Hong Kong’s economy recorded in the first quarter its deepest annual contraction since at least 1974, as the coronavirus pandemic dealt a heavy blow to business activity, already in decline following months of anti-government protests last year.
The outbreak has killed four of Hong Kong’s 1,041 virus patients and largely put a brake on protests, while crushing tourism and keeping shoppers off the streets, hitting two key contributors to gross domestic product (GDP).
The Chinese-ruled city’s success in keeping the virus under control brings some hope of a tentative resumption of activity in the coming months, but also fuels the prospect of renewed protest as anger against the government has not dissipated.

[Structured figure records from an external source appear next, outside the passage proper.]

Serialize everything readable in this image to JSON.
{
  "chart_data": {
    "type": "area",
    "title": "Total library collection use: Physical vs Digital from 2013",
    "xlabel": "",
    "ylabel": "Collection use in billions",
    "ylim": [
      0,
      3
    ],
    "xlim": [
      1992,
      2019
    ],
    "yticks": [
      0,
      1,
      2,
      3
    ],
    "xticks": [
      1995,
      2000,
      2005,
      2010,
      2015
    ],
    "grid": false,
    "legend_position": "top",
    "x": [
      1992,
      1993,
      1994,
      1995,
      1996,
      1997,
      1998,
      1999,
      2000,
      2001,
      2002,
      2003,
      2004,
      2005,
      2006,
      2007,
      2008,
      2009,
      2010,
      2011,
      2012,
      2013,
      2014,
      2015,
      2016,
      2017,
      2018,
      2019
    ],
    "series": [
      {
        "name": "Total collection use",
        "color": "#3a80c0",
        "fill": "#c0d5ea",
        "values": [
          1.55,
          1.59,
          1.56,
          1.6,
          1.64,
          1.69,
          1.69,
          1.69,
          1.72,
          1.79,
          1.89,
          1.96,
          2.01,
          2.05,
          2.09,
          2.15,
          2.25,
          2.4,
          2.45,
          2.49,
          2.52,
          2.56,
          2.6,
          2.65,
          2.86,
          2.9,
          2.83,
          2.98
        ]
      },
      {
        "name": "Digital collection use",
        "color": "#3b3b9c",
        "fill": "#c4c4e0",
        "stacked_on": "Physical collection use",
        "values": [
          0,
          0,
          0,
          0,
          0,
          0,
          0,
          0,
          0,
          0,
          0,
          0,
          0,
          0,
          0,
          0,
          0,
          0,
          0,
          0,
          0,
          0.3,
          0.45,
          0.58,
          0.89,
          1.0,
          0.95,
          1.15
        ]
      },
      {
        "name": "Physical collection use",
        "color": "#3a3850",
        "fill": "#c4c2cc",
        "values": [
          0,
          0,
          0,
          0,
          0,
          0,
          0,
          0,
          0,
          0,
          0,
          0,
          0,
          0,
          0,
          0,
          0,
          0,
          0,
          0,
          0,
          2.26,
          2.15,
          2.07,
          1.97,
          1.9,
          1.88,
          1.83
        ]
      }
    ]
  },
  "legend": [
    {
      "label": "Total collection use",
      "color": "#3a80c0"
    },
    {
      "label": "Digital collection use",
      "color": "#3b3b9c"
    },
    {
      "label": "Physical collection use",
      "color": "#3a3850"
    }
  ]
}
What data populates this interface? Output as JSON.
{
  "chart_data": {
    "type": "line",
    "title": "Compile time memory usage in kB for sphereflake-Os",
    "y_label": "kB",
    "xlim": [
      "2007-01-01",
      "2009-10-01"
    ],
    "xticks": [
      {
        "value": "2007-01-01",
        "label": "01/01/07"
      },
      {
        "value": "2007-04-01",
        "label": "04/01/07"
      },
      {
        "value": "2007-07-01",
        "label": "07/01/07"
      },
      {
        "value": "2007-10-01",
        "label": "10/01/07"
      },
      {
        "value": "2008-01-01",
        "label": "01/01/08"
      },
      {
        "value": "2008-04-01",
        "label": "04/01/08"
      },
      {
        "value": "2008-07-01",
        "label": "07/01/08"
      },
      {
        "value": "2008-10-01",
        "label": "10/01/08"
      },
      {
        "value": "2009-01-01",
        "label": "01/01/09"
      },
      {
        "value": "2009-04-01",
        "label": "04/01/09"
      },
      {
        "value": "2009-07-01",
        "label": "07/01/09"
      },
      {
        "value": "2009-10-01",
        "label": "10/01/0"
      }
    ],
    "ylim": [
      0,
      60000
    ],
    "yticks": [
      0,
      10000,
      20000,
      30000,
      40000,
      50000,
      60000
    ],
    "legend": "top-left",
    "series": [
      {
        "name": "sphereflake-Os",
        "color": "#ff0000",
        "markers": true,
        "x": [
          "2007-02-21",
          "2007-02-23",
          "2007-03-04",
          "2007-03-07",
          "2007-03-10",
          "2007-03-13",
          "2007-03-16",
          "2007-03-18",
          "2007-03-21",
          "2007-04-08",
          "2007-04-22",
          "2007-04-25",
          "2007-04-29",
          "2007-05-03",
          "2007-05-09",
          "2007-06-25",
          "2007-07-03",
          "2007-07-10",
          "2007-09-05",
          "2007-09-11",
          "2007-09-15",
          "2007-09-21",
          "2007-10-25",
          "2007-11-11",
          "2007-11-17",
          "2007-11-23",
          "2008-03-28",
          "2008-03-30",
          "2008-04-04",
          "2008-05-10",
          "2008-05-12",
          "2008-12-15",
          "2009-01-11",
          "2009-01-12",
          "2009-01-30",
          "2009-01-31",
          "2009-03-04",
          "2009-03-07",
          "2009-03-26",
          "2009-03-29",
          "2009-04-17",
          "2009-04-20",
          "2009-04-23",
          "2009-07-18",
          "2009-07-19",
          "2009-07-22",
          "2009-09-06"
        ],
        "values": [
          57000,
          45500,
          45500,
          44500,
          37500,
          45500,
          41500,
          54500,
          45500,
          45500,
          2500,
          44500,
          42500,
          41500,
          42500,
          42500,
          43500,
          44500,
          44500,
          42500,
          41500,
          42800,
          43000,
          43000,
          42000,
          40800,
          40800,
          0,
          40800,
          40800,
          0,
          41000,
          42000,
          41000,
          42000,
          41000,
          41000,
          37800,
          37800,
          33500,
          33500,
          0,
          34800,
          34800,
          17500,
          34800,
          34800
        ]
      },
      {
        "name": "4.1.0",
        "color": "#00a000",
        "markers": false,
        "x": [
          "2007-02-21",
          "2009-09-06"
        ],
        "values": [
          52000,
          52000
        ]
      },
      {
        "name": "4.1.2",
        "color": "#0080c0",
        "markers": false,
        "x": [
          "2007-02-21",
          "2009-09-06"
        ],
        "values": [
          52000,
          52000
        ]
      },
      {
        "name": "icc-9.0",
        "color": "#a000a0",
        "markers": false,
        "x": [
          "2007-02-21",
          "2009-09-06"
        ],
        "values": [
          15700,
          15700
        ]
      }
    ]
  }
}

“Social distancing will continue to hurt catering and shopping, but another issue is ... I believe there will be more protests over the summer holidays,” said Iris Pang, Greater China economist at ING.
It is also unlikely that consumers will have the appetite to spend, given the uncertainty over job prospects in an economy highly exposed to global trade and finance.
With most of the world still battling the virus, tourism is also unlikely to recover in the near term.
“Hong Kong’s near-term economic outlook is subject to very high uncertainties, hinging crucially on the evolving global public health and economic situations,” the government said in a statement accompanying the figures.
The economy shrank by a seasonally adjusted 5.3% in January-March from the previous quarter, versus a revised 0.5% in October-December, advance estimates showed Monday.
On an annual basis, the economy contracted 8.9%, compared with a revised 3.0% in the fourth quarter of 2019. That was the steepest contraction for a single quarter since records began in 1974, the government said.
The government revised its GDP forecasts for this year to a contraction of 4% to 7%, from a previous estimate ranging from a decline of 1.5% decline to growth of 0.5%.
Financial relief measures for households and businesses are expected to push this year’s budget deficit to a record HK$276.6 billion ($35.68 billion), equivalent to 9.5% of GDP.
Despite the relief measures, about a quarter of the Asian financial hub’s roughly 62,400 retail stores are expected to close by year-end, the Hong Kong Retail Management Association said last month.